Aus: No carbon tax compensation for small and medium business

THE financial year has turned and federal parliament has risen for its winter recess. Both events herald extra costs and red tape for business.

From July 1, the carbon tax kicked in. It got a reaction in the business community as icy as the Canberra winter. It’s not only costly, but environmentally ineffective. Australia going alone cannot turn around global warming.

No government should be imposing a tax on any of its citizens if the purpose of the tax cannot be delivered.

For small and medium businesses the tax is especially unfair. Like households, they get higher energy costs imposed with no bargaining power against the big energy companies. But unlike households, small businesses get no compensation, not an iota. They are left fully exposed to the extra costs.

None of these small business blows were costed by the government or parliament before the carbon tax was made law. Independent research the private sector commissioned to fill the gap said that energy intensive small businesses would face reductions in profitability of between 10 per cent and 20 per cent at the starting $23 per tonne carbon price.

For our trade exposed industries, the tax is not just a rise in electricity costs but also a drain on competitiveness. As a member of the Gillard government’s Business Roundtable on Climate Change I heard loud and clear the calls for compensation by globally competing industries. Their calls were understandable, but compensation only masks the symptom, not the cause. Most compensated industries now prepared to accept or go quiet on the carbon tax are only doing so because of the compensation. If and when the compensation dries up, they’re exposed, like my small business members.

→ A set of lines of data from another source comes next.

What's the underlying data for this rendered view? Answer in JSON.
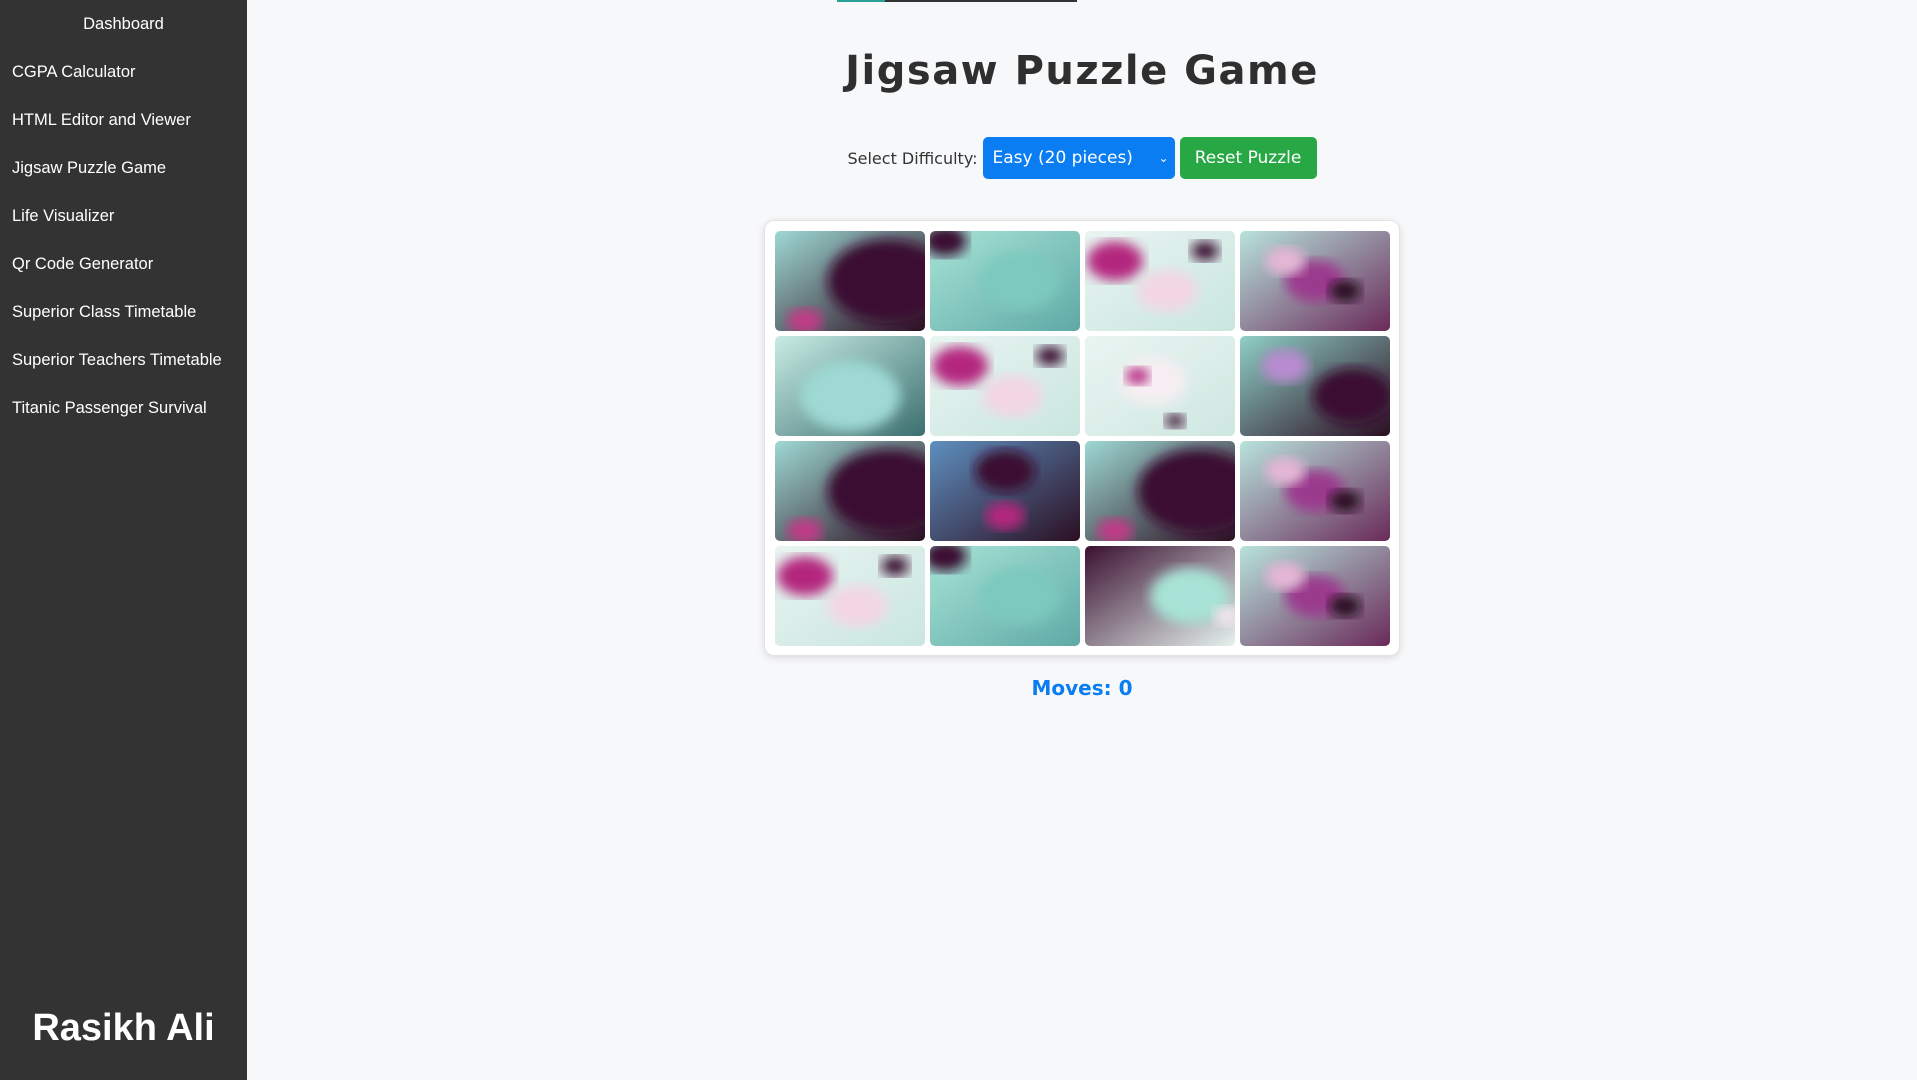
{
  "sidebar": {
    "items": [
      {
        "label": "Dashboard"
      },
      {
        "label": "CGPA Calculator"
      },
      {
        "label": "HTML Editor and Viewer"
      },
      {
        "label": "Jigsaw Puzzle Game"
      },
      {
        "label": "Life Visualizer"
      },
      {
        "label": "Qr Code Generator"
      },
      {
        "label": "Superior Class Timetable"
      },
      {
        "label": "Superior Teachers Timetable"
      },
      {
        "label": "Titanic Passenger Survival"
      }
    ],
    "brand": "Rasikh Ali"
  },
  "main": {
    "title": "Jigsaw Puzzle Game",
    "difficulty_label": "Select Difficulty:",
    "difficulty_selected": "Easy (20 pieces)",
    "reset_label": "Reset Puzzle",
    "moves_text": "Moves: 0"
  },
  "colors": {
    "sidebar_bg": "#333333",
    "select_bg": "#0b7df3",
    "reset_bg": "#28a745",
    "moves_color": "#0b7df3",
    "page_bg": "#f7f8fa"
  },
  "puzzle": {
    "rows": 4,
    "cols": 4,
    "pieces": [
      {
        "theme": "dark-teal"
      },
      {
        "theme": "mint"
      },
      {
        "theme": "pink-blossom"
      },
      {
        "theme": "blossom-branch"
      },
      {
        "theme": "mint-pale"
      },
      {
        "theme": "pink-blossom"
      },
      {
        "theme": "white-blossom"
      },
      {
        "theme": "teal-dark-blossom"
      },
      {
        "theme": "dark-teal"
      },
      {
        "theme": "teal-magenta"
      },
      {
        "theme": "dark-teal"
      },
      {
        "theme": "blossom-branch"
      },
      {
        "theme": "pink-blossom"
      },
      {
        "theme": "mint"
      },
      {
        "theme": "dark-pale"
      },
      {
        "theme": "blossom-branch"
      }
    ]
  }
}
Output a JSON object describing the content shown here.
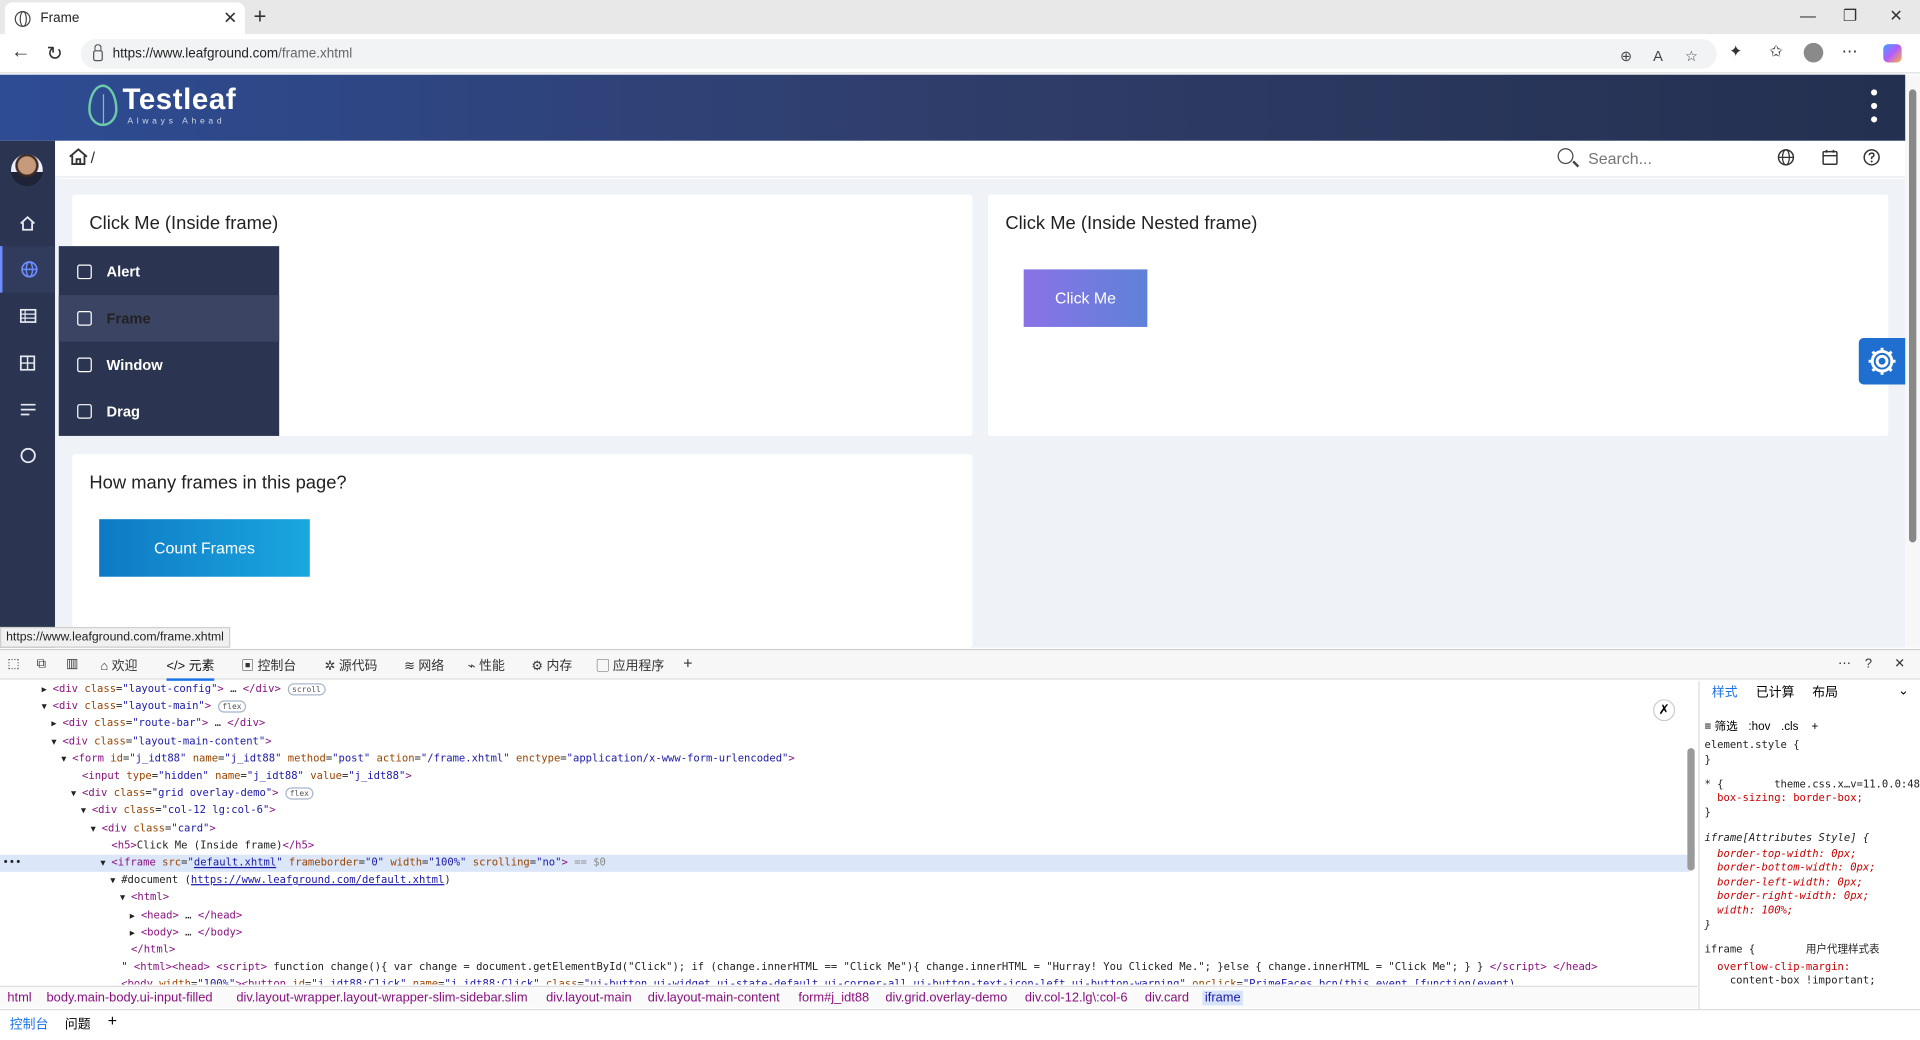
{
  "browser": {
    "tab_title": "Frame",
    "url_host": "https://www.leafground.com",
    "url_path": "/frame.xhtml",
    "status_url": "https://www.leafground.com/frame.xhtml"
  },
  "header": {
    "logo_text": "Testleaf",
    "logo_tagline": "Always Ahead"
  },
  "topbar": {
    "breadcrumb_sep": "/",
    "search_placeholder": "Search..."
  },
  "menu": {
    "items": [
      {
        "label": "Alert",
        "icon": "alert-icon"
      },
      {
        "label": "Frame",
        "icon": "frame-icon"
      },
      {
        "label": "Window",
        "icon": "window-icon"
      },
      {
        "label": "Drag",
        "icon": "drag-icon"
      }
    ],
    "selected": "Frame"
  },
  "cards": {
    "inside_frame_title": "Click Me (Inside frame)",
    "nested_frame_title": "Click Me (Inside Nested frame)",
    "nested_button_label": "Click Me",
    "count_title": "How many frames in this page?",
    "count_button_label": "Count Frames"
  },
  "devtools": {
    "tabs": [
      "欢迎",
      "元素",
      "控制台",
      "源代码",
      "网络",
      "性能",
      "内存",
      "应用程序"
    ],
    "active_tab": "元素",
    "code_lines": [
      {
        "indent": 3,
        "arrow": "▶",
        "html": "<span class=\"tag\">&lt;div</span> <span class=\"an\">class</span>=<span class=\"av\">\"layout-config\"</span><span class=\"tag\">&gt;</span> … <span class=\"tag\">&lt;/div&gt;</span> <span class=\"pill\">scroll</span>"
      },
      {
        "indent": 3,
        "arrow": "▼",
        "html": "<span class=\"tag\">&lt;div</span> <span class=\"an\">class</span>=<span class=\"av\">\"layout-main\"</span><span class=\"tag\">&gt;</span> <span class=\"pill\">flex</span>"
      },
      {
        "indent": 4,
        "arrow": "▶",
        "html": "<span class=\"tag\">&lt;div</span> <span class=\"an\">class</span>=<span class=\"av\">\"route-bar\"</span><span class=\"tag\">&gt;</span> … <span class=\"tag\">&lt;/div&gt;</span>"
      },
      {
        "indent": 4,
        "arrow": "▼",
        "html": "<span class=\"tag\">&lt;div</span> <span class=\"an\">class</span>=<span class=\"av\">\"layout-main-content\"</span><span class=\"tag\">&gt;</span>"
      },
      {
        "indent": 5,
        "arrow": "▼",
        "html": "<span class=\"tag\">&lt;form</span> <span class=\"an\">id</span>=<span class=\"av\">\"j_idt88\"</span> <span class=\"an\">name</span>=<span class=\"av\">\"j_idt88\"</span> <span class=\"an\">method</span>=<span class=\"av\">\"post\"</span> <span class=\"an\">action</span>=<span class=\"av\">\"/frame.xhtml\"</span> <span class=\"an\">enctype</span>=<span class=\"av\">\"application/x-www-form-urlencoded\"</span><span class=\"tag\">&gt;</span>"
      },
      {
        "indent": 6,
        "arrow": "",
        "html": "<span class=\"tag\">&lt;input</span> <span class=\"an\">type</span>=<span class=\"av\">\"hidden\"</span> <span class=\"an\">name</span>=<span class=\"av\">\"j_idt88\"</span> <span class=\"an\">value</span>=<span class=\"av\">\"j_idt88\"</span><span class=\"tag\">&gt;</span>"
      },
      {
        "indent": 6,
        "arrow": "▼",
        "html": "<span class=\"tag\">&lt;div</span> <span class=\"an\">class</span>=<span class=\"av\">\"grid overlay-demo\"</span><span class=\"tag\">&gt;</span> <span class=\"pill\">flex</span>"
      },
      {
        "indent": 7,
        "arrow": "▼",
        "html": "<span class=\"tag\">&lt;div</span> <span class=\"an\">class</span>=<span class=\"av\">\"col-12 lg:col-6\"</span><span class=\"tag\">&gt;</span>"
      },
      {
        "indent": 8,
        "arrow": "▼",
        "html": "<span class=\"tag\">&lt;div</span> <span class=\"an\">class</span>=<span class=\"av\">\"card\"</span><span class=\"tag\">&gt;</span>"
      },
      {
        "indent": 9,
        "arrow": "",
        "html": "<span class=\"tag\">&lt;h5&gt;</span>Click Me (Inside frame)<span class=\"tag\">&lt;/h5&gt;</span>"
      },
      {
        "indent": 9,
        "arrow": "▼",
        "hl": true,
        "html": "<span class=\"tag\">&lt;iframe</span> <span class=\"an\">src</span>=<span class=\"av\">\"<u>default.xhtml</u>\"</span> <span class=\"an\">frameborder</span>=<span class=\"av\">\"0\"</span> <span class=\"an\">width</span>=<span class=\"av\">\"100%\"</span> <span class=\"an\">scrolling</span>=<span class=\"av\">\"no\"</span><span class=\"tag\">&gt;</span> <span class=\"cm\">== $0</span>"
      },
      {
        "indent": 10,
        "arrow": "▼",
        "html": "#document (<span class=\"lk\">https://www.leafground.com/default.xhtml</span>)"
      },
      {
        "indent": 11,
        "arrow": "▼",
        "html": "<span class=\"tag\">&lt;html&gt;</span>"
      },
      {
        "indent": 12,
        "arrow": "▶",
        "html": "<span class=\"tag\">&lt;head&gt;</span> … <span class=\"tag\">&lt;/head&gt;</span>"
      },
      {
        "indent": 12,
        "arrow": "▶",
        "html": "<span class=\"tag\">&lt;body&gt;</span> … <span class=\"tag\">&lt;/body&gt;</span>"
      },
      {
        "indent": 11,
        "arrow": "",
        "html": "<span class=\"tag\">&lt;/html&gt;</span>"
      },
      {
        "indent": 10,
        "arrow": "",
        "html": "\" <span class=\"tag\">&lt;html&gt;&lt;head&gt;</span> <span class=\"tag\">&lt;script&gt;</span> function change(){ var change = document.getElementById(\"Click\"); if (change.innerHTML == \"Click Me\"){ change.innerHTML = \"Hurray! You Clicked Me.\"; }else { change.innerHTML = \"Click Me\"; } } <span class=\"tag\">&lt;/script&gt;</span> <span class=\"tag\">&lt;/head&gt;</span>"
      },
      {
        "indent": 10,
        "arrow": "",
        "html": "<span class=\"tag\">&lt;body</span> <span class=\"an\">width</span>=<span class=\"av\">\"100%\"</span><span class=\"tag\">&gt;&lt;button</span> <span class=\"an\">id</span>=<span class=\"av\">\"j_idt88:Click\"</span> <span class=\"an\">name</span>=<span class=\"av\">\"j_idt88:Click\"</span> <span class=\"an\">class</span>=<span class=\"av\">\"ui-button ui-widget ui-state-default ui-corner-all ui-button-text-icon-left ui-button-warning\"</span> <span class=\"an\">onclick</span>=<span class=\"av\">\"PrimeFaces.bcn(this,event,[function(event)</span>"
      }
    ],
    "breadcrumbs": [
      "html",
      "body.main-body.ui-input-filled",
      "div.layout-wrapper.layout-wrapper-slim-sidebar.slim",
      "div.layout-main",
      "div.layout-main-content",
      "form#j_idt88",
      "div.grid.overlay-demo",
      "div.col-12.lg\\:col-6",
      "div.card",
      "iframe"
    ],
    "drawer_tabs": [
      "控制台",
      "问题"
    ],
    "styles_tabs": [
      "样式",
      "已计算",
      "布局"
    ],
    "styles_filter": "筛选",
    "styles_hov": ":hov",
    "styles_cls": ".cls",
    "styles_lines": [
      {
        "kind": "sel",
        "text": "element.style {"
      },
      {
        "kind": "sel",
        "text": "}"
      },
      {
        "kind": "sel",
        "text": "* {        theme.css.x…v=11.0.0:48"
      },
      {
        "kind": "prop",
        "text": "  box-sizing: border-box;"
      },
      {
        "kind": "sel",
        "text": "}"
      },
      {
        "kind": "sel",
        "text": "iframe[Attributes Style] {"
      },
      {
        "kind": "prop",
        "text": "  border-top-width: 0px;"
      },
      {
        "kind": "prop",
        "text": "  border-bottom-width: 0px;"
      },
      {
        "kind": "prop",
        "text": "  border-left-width: 0px;"
      },
      {
        "kind": "prop",
        "text": "  border-right-width: 0px;"
      },
      {
        "kind": "prop",
        "text": "  width: 100%;"
      },
      {
        "kind": "sel",
        "text": "}"
      },
      {
        "kind": "sel",
        "text": "iframe {        用户代理样式表"
      },
      {
        "kind": "prop",
        "text": "  overflow-clip-margin:"
      },
      {
        "kind": "sel",
        "text": "    content-box !important;"
      }
    ]
  },
  "colors": {
    "header_start": "#2e4c94",
    "sidebar": "#2b3551",
    "accent": "#1e6fd0",
    "content_bg": "#eff3f8"
  }
}
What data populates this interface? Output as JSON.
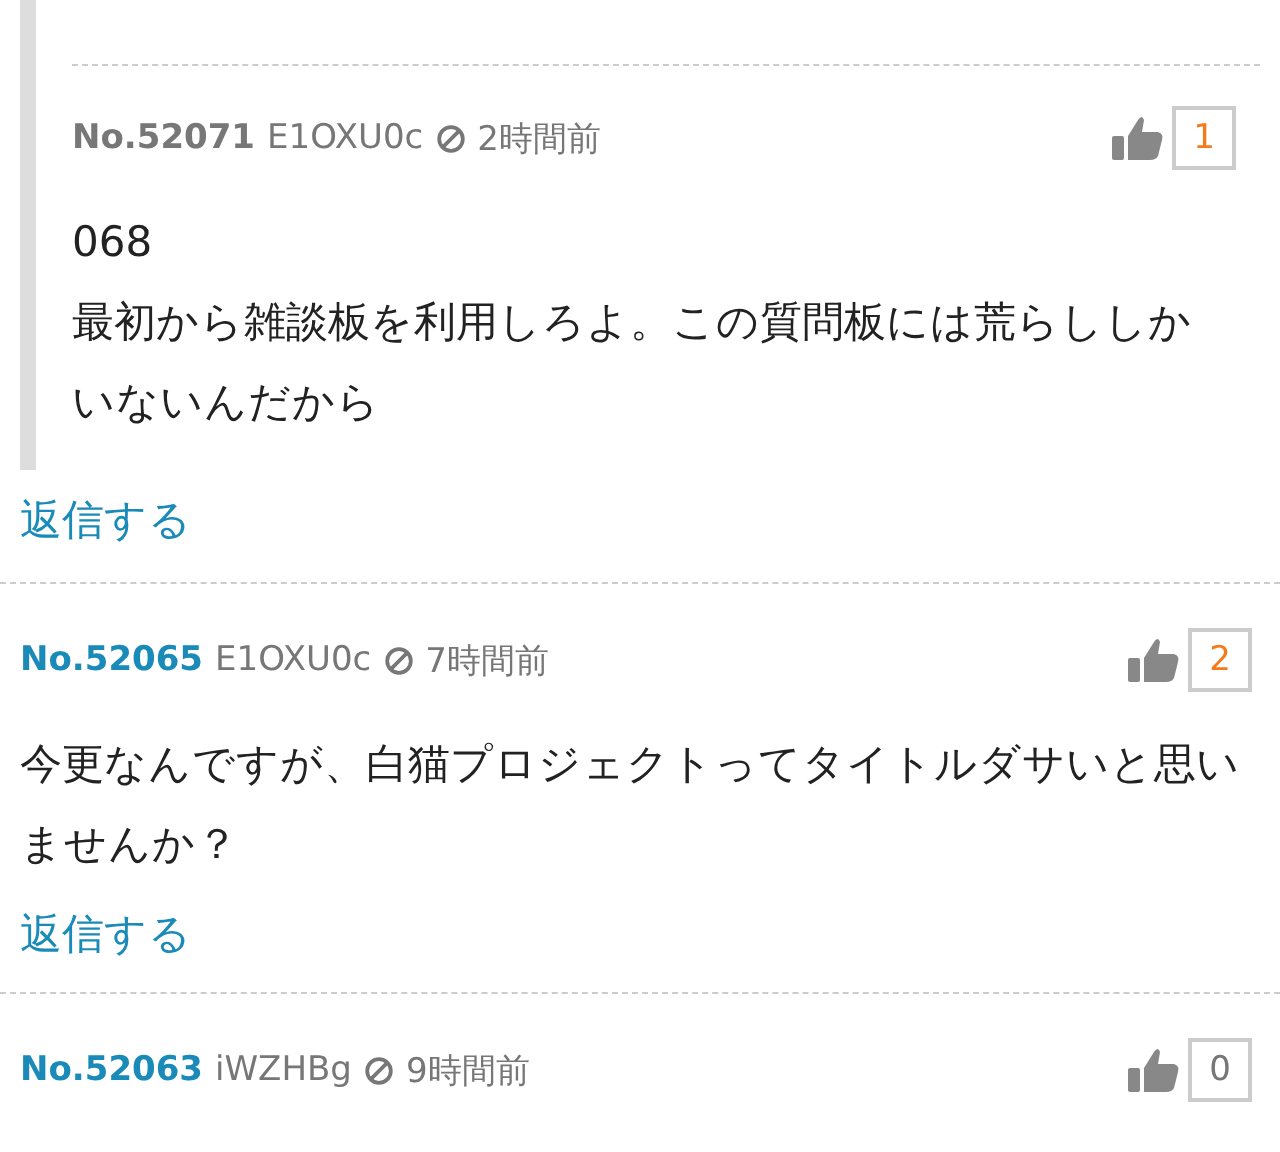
{
  "posts": [
    {
      "kind": "reply",
      "number": "No.52071",
      "user_id": "E1OXU0c",
      "time": "2時間前",
      "likes": "1",
      "highlighted": true,
      "lines": [
        "068",
        "最初から雑談板を利用しろよ。この質問板には荒らししかいないんだから"
      ]
    },
    {
      "kind": "post",
      "number": "No.52065",
      "user_id": "E1OXU0c",
      "time": "7時間前",
      "likes": "2",
      "highlighted": true,
      "lines": [
        "今更なんですが、白猫プロジェクトってタイトルダサいと思いませんか？"
      ],
      "reply_link": "返信する"
    },
    {
      "kind": "post",
      "number": "No.52063",
      "user_id": "iWZHBg",
      "time": "9時間前",
      "likes": "0",
      "highlighted": false
    }
  ],
  "thread_reply_link": "返信する"
}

What this means for Australia is more pressure on jobs. The carbon tax lowers incomes, reduces living standards and weakens job security. That’s why it’s objected to by business. And the broader community doesn’t believe that governments should trade off Australian jobs for the environment, or vice versa. Governments are elected to do the right thing on both fronts and we should hold them to that expectation.

The negative impact of the carbon tax won’t appear overnight or even in the first energy bill a small business receives after July 1. The economy does not work like that. The tax is a slow burn that seeps higher prices like ink through tissue, and creates uncompetitiveness over many weeks and months.

Claims the sky hasn’t fallen in so things must be OK are shallow. The fact that I didn’t go broke when a thief recently stole my wallet doesn’t make this wrong a right.

Adding insult to injury is the fact that promised company tax cuts from July 1 were ditched by the government in the May federal budget. That was a breach of faith because the funding basis, the mining tax, was up and running from July 1. The Prime Minister told business at the recent Economic Forum that these cuts are back on the table. Problem is, the fine print said they would have to be funded “from the business tax envelope”. In other words, if business wants a tax cut, it has to tax itself more. That’s hardly tax relief, let alone tax reform.